Habitamos cada vez mais espaços confusos, povoados por música, pessoas e imagens sempre em movimento. A omnipresença da música ou das televisões nos espaços públicos, por exemplo, parece funcionar como antídoto ilusório para não lidarmos com o silêncio, personificando o medo da solidão ou de pensar. A americana Liz Harris, mais conhecida por Grouper, é um caso raro.

Em 2011 procurou o silêncio, a solidão, um lugar para se repensar. Foi em Aljezur, no litoral algarvio, que tal viria a acontecer, no contexto de uma residência artística facultada pela galeria ZDB, em Lisboa, resultante da amizade com o programador musical Sérgio Hydalgo. O ano passado lançou um álbum a partir das gravações efectuadas naquele lugar, naquele tempo. Chamou-lhe Ruins. O álbum obteve críticas elogiosas por todo o mundo e figurou nas listas dos melhores do ano de muitas publicações - para o Ípsilon foi o álbum de 2014. Mas Liz manteve-se discreta. As recordações desse tempo mexiam com ela. Não é muito de entrevistas. E concertos com regularidade também não.

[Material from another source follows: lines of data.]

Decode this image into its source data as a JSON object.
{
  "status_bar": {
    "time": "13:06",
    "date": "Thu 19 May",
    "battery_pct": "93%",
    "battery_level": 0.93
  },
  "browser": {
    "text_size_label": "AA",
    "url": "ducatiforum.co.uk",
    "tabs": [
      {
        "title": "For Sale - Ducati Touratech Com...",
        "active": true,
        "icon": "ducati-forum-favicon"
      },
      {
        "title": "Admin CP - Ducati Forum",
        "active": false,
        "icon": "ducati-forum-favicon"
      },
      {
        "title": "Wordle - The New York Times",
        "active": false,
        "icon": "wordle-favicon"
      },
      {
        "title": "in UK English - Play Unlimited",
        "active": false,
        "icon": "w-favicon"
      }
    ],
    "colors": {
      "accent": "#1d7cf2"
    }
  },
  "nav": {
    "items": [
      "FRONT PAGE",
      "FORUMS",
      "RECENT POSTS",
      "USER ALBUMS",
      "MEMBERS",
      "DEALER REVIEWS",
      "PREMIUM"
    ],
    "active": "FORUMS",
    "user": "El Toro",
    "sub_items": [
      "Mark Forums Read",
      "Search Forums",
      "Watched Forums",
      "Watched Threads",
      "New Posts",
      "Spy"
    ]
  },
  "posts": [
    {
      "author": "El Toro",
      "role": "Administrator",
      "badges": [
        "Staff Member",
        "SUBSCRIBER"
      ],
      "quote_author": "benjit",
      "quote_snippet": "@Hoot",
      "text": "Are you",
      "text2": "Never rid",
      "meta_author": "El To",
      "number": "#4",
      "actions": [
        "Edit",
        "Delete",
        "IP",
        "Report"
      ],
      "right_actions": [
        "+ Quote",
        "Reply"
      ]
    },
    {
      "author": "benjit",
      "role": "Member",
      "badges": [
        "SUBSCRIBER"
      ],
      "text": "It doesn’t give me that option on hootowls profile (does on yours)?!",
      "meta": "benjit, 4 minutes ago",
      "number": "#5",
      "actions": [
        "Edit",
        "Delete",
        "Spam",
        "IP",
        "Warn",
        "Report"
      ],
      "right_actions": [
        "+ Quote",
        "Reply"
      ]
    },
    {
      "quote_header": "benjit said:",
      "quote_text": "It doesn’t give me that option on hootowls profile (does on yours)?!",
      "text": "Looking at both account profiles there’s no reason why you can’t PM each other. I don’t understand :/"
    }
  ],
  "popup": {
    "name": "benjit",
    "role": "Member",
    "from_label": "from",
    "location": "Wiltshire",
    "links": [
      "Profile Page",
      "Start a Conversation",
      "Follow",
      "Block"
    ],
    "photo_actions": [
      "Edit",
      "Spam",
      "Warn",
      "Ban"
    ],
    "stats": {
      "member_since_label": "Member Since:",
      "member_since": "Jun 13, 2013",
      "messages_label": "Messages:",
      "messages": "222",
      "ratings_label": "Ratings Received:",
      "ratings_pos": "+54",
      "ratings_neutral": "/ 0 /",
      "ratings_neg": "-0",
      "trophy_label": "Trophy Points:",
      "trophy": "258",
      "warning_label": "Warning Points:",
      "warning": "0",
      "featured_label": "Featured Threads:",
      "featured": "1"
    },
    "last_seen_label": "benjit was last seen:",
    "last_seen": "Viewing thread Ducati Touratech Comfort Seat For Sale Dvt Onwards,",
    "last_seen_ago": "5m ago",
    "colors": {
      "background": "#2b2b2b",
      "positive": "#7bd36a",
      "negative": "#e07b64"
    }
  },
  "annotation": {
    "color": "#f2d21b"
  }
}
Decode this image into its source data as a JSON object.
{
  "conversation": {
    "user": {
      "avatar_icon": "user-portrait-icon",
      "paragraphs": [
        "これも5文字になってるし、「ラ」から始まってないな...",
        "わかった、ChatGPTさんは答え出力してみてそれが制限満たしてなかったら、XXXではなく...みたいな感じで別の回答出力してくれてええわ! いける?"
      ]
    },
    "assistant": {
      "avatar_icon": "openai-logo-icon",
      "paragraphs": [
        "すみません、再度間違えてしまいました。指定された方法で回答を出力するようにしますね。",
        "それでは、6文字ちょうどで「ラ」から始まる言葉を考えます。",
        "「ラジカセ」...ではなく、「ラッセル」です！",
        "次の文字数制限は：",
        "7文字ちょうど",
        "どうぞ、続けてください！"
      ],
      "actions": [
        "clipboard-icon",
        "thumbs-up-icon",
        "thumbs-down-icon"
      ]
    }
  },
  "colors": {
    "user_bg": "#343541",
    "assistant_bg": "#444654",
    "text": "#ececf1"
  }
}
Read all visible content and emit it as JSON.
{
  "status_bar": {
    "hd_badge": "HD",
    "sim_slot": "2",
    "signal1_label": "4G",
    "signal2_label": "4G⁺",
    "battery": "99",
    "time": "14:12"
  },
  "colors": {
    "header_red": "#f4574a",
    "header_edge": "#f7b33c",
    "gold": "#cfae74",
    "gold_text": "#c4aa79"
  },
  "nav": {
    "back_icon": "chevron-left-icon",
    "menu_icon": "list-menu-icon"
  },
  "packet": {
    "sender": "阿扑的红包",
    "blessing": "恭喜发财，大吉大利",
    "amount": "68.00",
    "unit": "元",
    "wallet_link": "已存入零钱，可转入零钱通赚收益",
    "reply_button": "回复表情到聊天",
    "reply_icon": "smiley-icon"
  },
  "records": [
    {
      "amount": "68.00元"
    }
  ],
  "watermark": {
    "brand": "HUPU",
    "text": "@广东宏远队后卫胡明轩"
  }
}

Agora vem apresentar esse disco ao Teatro Maria Matos, em Lisboa, e um círculo parece completar-se. É como se regressasse a Aljezur, quando ali permaneceu há anos, criando canções para piano e voz que captam o ambiente em redor, combinação de notas mínimas e ruídos discretos que originam uma tranquilidade emocionante.

“Aljezur embalou as emoções que inspiraram a música a crescer e o meio ambiente teve muito a ver com isso”, diz-nos ela, puxando pela sua memória do lugar. “Há qualquer coisa de selvagem por ali – o mar, a forma como a água atinge a costa, fazendo com que as falésias a corroam dramaticamente”, afirma, acrescentando que a sua relação com o mar foi sempre intensa: “A água tem essa faculdade de retirar coisas de mim, tal como as imagens de decadência, que é qualquer coisa que está presente à volta de Aljezur, na forma dos edifícios degradados onde crescem flores silvestres e videiras.”  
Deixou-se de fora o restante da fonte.